The number is the total atomic mass. Helium 2 is 2 protons. Helium 3 is 2 protons and a neutron.
Regular helium is Helium 4. By far the most abundant, over helium 3 (one proton).
That’s Helium 3, it’s rare but it exists.
A diproton is Helium 2. It’s extremely unstable and doesn’t hang around. (We assume it exists during fusion).
Relative to the amount of boring old He-4, rare.
He - 3 may be more common on the surface of the moon, due to deposition from the solar wind. People have speculated that He - 3 could be mined on the moon and used in fusion reactors. As of now it’s a rather far fetched idea, but it’s not totally absurd.
To add to @Chronos’s point: How strongly attracted single neutrons and/or protons are to one another depends on the quantum mechanical spin of the two particles. All three pairings (nn, pp, np) are unstable in the case that the nucleon spins are anti-parallel. So for the deuteron (np), the neutron and proton always have parallel spins.
So, why doesn’t this lead to comparable nn and pp bound states? The problem is that these involve identical particles and thus they run afoul of the Pauli exclusion principle. The nuclear force requires the spins to be parallel to have a potentially bound state, but the exclusion principle doesn’t allow identical particles to occupy the same state, which means that spatial overlap (which is part of the quantum state) is disfavored in the parallel-spin nn and pp cases.
So, the np case is the uniquely bound case because the neutron and proton can have the same spin without penalty.
Uranium is pretty cheap and accessible. Whether or not thorium can be used, uranium is very easy to get. They also make plutonium bombs and I once wondered why they didn’t use neptunium and other actinides. The answer is, for at least neptunium, it’s not easy to acquire. Thorium seems to be similar in that sense.
Previous thread on neptunium’s bomb-making capacity:
Here’s a resource that’s pretty good. AFAIK the physics is good, even if the articles themselves are a little long in the tooth, as that stuff doesn’t really change fast these days.
and a broader set of nuclear weapons topics.
I thought one of the advantages of thorium is that it is abundant. Waaaay more abundant than uranium. Very easy to access.

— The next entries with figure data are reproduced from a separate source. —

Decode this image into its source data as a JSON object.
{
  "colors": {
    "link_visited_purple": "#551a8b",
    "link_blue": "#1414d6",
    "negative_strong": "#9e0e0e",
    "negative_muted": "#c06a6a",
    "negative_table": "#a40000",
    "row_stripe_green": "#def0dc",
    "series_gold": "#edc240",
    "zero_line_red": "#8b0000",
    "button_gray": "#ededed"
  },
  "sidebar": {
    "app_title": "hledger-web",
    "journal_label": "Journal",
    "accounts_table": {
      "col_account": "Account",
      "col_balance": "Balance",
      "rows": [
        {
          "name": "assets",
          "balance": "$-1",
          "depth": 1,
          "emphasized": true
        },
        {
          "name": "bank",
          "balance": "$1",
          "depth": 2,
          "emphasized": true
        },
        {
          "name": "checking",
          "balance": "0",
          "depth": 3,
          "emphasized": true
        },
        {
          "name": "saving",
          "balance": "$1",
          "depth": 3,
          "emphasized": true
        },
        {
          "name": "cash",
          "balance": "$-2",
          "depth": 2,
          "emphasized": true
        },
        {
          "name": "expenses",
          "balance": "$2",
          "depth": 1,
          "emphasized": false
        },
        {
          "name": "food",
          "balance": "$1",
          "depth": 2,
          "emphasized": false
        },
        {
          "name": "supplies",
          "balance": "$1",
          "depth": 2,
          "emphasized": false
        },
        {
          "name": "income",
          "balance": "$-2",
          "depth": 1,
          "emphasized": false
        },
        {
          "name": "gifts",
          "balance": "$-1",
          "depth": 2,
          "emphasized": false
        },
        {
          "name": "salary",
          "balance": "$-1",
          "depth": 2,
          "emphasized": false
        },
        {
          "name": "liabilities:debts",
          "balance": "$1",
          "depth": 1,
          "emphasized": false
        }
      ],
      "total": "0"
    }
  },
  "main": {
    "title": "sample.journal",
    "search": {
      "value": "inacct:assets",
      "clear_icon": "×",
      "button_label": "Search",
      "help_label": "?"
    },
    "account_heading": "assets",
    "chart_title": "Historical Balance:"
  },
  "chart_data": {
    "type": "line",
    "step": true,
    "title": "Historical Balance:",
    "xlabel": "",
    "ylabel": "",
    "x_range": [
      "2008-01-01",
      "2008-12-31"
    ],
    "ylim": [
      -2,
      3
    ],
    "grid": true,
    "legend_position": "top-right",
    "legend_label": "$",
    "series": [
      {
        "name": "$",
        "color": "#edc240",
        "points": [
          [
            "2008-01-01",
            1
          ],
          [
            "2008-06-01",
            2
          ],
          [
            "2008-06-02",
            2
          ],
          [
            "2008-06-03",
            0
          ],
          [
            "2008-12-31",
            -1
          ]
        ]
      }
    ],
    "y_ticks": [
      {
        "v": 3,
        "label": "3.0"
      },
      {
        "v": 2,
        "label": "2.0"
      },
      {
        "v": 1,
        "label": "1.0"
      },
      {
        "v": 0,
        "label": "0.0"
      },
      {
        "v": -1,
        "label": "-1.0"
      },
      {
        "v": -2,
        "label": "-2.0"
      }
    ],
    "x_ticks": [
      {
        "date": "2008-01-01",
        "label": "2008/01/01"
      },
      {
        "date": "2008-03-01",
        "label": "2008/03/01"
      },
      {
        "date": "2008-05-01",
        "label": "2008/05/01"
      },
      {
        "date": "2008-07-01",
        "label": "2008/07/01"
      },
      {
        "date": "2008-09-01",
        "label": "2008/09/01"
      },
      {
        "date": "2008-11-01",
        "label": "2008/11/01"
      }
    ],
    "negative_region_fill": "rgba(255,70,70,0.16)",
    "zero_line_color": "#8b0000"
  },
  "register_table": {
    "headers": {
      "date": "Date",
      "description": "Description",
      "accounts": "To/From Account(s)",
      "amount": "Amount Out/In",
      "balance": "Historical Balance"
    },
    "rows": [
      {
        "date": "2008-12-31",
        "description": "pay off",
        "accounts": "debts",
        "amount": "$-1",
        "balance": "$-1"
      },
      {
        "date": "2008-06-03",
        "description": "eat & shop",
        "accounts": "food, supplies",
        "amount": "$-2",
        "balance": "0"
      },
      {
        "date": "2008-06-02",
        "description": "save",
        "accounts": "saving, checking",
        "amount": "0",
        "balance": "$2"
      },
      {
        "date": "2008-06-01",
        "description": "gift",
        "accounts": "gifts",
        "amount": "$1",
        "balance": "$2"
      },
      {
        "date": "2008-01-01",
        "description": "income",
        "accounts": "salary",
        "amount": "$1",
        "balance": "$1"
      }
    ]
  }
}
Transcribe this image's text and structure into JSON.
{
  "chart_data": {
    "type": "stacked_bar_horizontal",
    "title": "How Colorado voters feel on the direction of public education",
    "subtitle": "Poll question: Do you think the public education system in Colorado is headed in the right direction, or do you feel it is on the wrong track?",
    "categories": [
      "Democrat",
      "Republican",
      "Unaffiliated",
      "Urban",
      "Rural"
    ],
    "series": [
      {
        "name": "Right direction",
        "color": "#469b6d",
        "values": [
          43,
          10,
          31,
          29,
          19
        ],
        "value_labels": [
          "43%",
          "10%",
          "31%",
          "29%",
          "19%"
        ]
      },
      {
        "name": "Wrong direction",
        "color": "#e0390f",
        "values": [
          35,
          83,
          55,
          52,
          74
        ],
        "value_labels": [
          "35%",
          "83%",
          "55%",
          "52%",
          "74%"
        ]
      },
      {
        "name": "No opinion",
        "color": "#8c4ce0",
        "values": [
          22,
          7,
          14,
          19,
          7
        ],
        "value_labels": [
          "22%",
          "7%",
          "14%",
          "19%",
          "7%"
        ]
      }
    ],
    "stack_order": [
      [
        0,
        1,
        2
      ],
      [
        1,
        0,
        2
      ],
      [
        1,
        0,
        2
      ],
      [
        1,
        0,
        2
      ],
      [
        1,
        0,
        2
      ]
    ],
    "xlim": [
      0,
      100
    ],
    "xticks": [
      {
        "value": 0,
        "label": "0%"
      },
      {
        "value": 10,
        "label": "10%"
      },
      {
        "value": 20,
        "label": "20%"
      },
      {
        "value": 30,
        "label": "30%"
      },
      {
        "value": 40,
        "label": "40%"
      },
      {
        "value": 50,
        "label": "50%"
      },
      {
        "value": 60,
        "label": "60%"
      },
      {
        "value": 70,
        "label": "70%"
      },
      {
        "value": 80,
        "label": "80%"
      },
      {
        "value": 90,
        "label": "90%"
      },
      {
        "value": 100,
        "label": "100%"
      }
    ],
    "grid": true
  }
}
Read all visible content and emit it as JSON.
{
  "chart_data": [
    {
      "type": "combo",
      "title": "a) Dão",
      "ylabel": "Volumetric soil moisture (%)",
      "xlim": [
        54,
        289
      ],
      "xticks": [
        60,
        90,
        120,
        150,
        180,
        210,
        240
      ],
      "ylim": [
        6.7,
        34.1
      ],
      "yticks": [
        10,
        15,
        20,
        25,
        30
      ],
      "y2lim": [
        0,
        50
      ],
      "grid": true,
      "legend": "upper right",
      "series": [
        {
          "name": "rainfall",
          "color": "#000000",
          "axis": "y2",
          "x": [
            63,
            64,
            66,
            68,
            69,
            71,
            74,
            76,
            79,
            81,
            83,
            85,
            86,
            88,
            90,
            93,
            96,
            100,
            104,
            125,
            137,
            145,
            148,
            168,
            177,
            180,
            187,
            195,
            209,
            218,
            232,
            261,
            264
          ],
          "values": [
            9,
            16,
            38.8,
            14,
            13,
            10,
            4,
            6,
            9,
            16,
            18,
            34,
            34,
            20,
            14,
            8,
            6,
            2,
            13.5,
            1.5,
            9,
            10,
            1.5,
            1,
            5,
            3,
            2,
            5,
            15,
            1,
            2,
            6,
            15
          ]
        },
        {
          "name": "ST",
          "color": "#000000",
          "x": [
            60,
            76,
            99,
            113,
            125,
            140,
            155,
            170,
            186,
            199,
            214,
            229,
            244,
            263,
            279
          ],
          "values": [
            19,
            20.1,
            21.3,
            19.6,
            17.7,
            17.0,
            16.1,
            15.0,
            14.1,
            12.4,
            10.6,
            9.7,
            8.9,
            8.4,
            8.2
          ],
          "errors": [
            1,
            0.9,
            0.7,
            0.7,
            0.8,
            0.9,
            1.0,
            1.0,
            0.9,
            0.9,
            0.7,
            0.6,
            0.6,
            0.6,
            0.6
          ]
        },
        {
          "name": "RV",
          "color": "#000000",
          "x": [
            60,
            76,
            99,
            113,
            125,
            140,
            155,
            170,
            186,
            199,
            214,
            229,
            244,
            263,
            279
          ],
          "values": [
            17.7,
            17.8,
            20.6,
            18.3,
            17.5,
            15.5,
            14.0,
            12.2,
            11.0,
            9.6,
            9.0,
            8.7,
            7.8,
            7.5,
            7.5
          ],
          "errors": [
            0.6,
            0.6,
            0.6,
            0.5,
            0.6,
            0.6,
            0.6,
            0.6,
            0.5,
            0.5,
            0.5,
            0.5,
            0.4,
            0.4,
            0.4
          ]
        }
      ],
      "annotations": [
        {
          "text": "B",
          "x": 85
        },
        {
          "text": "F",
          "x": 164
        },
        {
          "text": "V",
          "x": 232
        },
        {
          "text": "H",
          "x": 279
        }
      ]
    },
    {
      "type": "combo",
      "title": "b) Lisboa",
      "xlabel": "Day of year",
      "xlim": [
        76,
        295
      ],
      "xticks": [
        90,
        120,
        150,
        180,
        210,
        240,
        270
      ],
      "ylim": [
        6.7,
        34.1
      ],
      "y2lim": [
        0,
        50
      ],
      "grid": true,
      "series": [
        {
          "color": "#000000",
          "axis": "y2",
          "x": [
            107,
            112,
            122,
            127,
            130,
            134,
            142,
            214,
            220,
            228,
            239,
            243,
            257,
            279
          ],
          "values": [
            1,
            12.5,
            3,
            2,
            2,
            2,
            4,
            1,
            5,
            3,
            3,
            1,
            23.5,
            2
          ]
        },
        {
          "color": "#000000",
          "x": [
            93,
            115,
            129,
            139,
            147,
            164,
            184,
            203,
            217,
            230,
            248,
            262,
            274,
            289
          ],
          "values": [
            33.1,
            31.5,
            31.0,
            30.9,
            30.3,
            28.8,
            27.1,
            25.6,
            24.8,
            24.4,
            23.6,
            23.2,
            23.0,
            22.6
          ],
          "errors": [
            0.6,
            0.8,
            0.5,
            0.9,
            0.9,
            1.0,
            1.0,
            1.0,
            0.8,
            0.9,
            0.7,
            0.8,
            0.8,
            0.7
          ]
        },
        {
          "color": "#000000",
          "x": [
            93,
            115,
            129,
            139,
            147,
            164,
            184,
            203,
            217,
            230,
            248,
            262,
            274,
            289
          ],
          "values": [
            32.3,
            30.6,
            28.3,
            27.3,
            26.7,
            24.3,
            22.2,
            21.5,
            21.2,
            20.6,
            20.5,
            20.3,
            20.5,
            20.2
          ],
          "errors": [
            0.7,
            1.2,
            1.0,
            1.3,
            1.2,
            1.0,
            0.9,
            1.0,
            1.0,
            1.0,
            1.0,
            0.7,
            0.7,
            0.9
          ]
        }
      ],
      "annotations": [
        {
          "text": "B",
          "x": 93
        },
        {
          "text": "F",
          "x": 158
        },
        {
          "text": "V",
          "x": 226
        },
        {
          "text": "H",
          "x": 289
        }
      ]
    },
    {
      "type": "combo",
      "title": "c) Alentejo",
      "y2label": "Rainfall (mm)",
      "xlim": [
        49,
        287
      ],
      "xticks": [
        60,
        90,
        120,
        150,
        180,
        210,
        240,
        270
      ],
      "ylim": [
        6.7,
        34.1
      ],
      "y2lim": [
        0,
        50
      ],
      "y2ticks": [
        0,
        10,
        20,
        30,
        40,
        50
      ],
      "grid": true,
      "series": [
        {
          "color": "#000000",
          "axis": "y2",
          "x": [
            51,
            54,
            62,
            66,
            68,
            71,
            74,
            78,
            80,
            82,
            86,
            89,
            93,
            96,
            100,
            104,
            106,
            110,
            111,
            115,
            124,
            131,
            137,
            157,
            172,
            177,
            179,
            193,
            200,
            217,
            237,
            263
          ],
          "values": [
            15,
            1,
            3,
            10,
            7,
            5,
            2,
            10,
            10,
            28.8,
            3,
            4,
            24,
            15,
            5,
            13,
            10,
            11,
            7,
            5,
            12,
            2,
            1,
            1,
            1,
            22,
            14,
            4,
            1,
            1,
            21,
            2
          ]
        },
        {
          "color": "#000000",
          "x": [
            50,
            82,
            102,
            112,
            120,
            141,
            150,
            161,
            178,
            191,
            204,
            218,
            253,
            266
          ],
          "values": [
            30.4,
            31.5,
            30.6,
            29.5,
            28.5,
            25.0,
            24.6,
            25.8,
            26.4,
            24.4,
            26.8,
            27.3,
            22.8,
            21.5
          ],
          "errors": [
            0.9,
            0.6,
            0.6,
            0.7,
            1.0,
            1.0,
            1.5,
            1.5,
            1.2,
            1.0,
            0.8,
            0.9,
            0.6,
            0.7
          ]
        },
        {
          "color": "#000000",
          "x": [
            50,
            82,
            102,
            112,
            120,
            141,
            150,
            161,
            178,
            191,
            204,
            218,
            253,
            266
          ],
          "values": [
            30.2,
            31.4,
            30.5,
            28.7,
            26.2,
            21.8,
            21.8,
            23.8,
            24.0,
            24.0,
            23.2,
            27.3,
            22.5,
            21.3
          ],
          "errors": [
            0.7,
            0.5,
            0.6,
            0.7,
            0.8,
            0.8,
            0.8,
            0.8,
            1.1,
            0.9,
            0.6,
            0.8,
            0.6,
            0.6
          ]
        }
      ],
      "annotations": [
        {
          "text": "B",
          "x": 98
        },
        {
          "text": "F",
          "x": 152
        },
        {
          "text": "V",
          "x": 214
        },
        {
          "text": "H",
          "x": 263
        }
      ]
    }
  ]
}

Thorium is a naturally-occurring, slightly radioactive metal discovered in 1828 by the Swedish chemist Jons Jakob Berzelius, who named it after Thor, the Norse god of thunder. It is found in small amounts in most rocks and soils, where it is about three times more abundant than uranium. Soil contains an average of around 6 parts per million (ppm) of thorium. Thorium is very insoluble, which is why it is plentiful in sands but not in seawater, in contrast to uranium. - SOURCE
Acquiring thorium for power production may be attractive if the price of uranium goes up. However, if you are trying to build a bomb, is a slight difference in the cost of ore your primary consideration?
For any sort of nuclear context, what’s relevant is never how easy it is to get the element. It’s how easy it is to get the appropriate isotope of the element.
You’re gonna mess up the world using heavy radioactive elements, explosive or not.
Creating fine-powder (i.e. “weapnised”) and mailing it, air dropping Anthrax (hard to make - how much you got?) from unmarled plames is the way to go.
ETA: last week the police or some LEO’s in NYC received envelopes filled with white powder. it was Boric Acid which is poisonous (to insects0
If it were high quality Anthrax powder even looking upon white powder may have led to their demise.
Oh, neat! I don’t see why it couldn’t be used, in that case. Despite any physical properties I don’t know about, I assume somewhere in the process of making it it costs more.
Not all radioactive isotopes are fissionable. Most aren’t, in fact.
It would take two steps for the thorium to turn into uranium. Thorium 233 decays into protactinium 233 with a half-life of 21.83 minutes. Then protactinium decays into uranium 233 with a half-life of 26.975 days. It works for a nuclear reactor, but not for a bomb.
https://www.nndc.bnl.gov/nudat3/
99.98% of naturally occurring Thorium is 232 Th, the one you want.